Bei einer spektakulären Razzia im Brüsseler Stadtteil Schaerbeek konnte ebenfalls ein Verdächtiger lebend festgenommen werden. Ihm hatten die schwer bewaffneten Polizisten bei einer Straßenbahnhaltestelle ins Bein geschossen. Der Mann hatte einen Rucksack bei sich, in dem explosives Material vermutet wurde. Als er, angeschossen auf dem Boden liegend, den Rucksack immer noch festhielt, näherte sich ihm ein Entminungsroboter, um das Gepäckstück sicherzustellen. Die Straße wurde abgesperrt, die Anrainer angehalten, in den Häusern zu bleiben.

Großangriffe auf Terrorzellen in Europa
Police use a robotic device as they take part in a search in the Brussels borough of Schaerbeek following Tuesday's bombings in Brussels, Belgium, March 25, 2016. REUTERS/Christian Hartmann

Die Verhaftung in Schaerbeek soll in Zusammenhang mit einer Razzia in dem Pariser Vorort Argenteuil vom Donnerstag stehen, wo ein Franzose festgenommen worden war. Sein Name: Reda K. Er war im Juli in Brüssel gemeinsam mit dem Belgier Abdelhamid Abaaoud – dem im November in Saint Denis getöteten Drahtzieher der Paris-Attentate – in Abwesenheit wegen Mitgliedschaft in einer Dschihadisten-Zelle schuldig gesprochen worden. Beide sollen Rekrutierungen für die Terrormiliz IS durchgeführt haben.

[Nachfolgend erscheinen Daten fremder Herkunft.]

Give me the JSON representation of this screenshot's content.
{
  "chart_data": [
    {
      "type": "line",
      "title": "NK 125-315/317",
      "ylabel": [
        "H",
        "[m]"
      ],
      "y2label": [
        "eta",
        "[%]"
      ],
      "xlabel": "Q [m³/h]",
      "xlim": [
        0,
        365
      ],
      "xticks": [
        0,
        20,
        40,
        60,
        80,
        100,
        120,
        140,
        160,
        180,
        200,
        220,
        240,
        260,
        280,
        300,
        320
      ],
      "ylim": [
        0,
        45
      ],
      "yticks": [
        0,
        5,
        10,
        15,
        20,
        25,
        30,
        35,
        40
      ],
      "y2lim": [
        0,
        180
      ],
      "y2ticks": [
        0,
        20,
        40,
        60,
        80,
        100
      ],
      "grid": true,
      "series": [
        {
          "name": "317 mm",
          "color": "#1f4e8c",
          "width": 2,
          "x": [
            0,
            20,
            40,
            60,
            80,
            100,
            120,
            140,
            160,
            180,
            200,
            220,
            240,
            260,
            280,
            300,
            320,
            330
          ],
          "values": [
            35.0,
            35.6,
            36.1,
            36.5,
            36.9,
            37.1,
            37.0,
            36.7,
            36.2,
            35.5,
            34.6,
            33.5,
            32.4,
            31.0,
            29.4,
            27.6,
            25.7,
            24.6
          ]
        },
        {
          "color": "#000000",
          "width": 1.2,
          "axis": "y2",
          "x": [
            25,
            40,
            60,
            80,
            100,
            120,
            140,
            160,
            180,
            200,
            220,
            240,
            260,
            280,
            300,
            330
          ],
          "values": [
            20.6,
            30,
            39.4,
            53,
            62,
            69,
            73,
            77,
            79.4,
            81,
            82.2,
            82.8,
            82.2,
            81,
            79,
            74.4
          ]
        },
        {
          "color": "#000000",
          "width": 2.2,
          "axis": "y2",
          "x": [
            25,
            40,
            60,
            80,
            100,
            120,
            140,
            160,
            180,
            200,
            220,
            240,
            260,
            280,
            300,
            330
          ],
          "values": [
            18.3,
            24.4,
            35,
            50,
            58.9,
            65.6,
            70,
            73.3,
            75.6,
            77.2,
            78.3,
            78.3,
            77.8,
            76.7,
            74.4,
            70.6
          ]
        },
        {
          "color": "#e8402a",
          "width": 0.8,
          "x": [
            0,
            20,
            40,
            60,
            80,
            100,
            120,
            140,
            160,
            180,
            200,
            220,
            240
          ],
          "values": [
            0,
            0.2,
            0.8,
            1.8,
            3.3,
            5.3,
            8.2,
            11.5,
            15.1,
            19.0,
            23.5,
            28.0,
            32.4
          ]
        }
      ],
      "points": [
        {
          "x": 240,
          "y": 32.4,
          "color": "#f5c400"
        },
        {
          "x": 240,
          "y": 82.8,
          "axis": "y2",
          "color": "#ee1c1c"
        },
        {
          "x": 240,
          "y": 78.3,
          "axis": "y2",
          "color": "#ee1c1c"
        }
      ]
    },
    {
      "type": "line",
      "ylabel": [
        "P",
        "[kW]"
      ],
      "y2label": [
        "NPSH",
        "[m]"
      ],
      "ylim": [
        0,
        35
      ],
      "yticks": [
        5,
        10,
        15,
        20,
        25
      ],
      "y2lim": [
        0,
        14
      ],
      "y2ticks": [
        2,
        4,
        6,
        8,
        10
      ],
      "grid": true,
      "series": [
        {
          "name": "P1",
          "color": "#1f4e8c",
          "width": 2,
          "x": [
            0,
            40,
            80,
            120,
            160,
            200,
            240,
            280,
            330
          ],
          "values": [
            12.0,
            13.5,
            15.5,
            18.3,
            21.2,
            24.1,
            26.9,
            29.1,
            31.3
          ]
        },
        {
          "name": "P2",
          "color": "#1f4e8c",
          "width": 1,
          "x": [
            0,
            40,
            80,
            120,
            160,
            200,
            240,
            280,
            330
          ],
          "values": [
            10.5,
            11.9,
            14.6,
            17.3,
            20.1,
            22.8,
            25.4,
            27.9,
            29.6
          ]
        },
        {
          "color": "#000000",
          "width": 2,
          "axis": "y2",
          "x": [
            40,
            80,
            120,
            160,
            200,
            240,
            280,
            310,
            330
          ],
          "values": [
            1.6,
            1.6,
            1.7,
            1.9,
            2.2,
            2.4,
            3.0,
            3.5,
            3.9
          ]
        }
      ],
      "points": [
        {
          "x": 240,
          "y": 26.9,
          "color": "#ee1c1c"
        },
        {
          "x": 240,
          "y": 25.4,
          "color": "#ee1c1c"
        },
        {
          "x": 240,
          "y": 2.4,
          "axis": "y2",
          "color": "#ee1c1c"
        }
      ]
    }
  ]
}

Reda K. soll ein Attentat in Frankreich geplant haben, das bereits in fortgeschrittenem Stadium" war. Ein Hinweis darauf dürfte eine große Menge des beim IS beliebten Sprengstoffs TATP sein, die in der Wohnung gefunden worden ist, sowie Handfeuerwaffen und Kalaschnikows.

US-Beistand

"Je suis Bruxellois" und "Ik ben Brussel", sagte US-Außenminister John Kerry am Freitag in Brüssel. Er traf Premierminister Charles Michel und sagte die Unterstützung der USA bei den Ermittlungen zu. Es seien auch zumindest zwei US-Bürger unter den Todesopfern, bestätigte der US-Außenminister. Die Identifizierung schreitet nur langsam voran. Nach aktuellen Meldungen sollen Todesopfer neben Belgien auch aus Frankreich, den Niederlanden, aus Deutschland und aus Peru kommen. Über österreichische Opfer wurde noch nichts bekannt.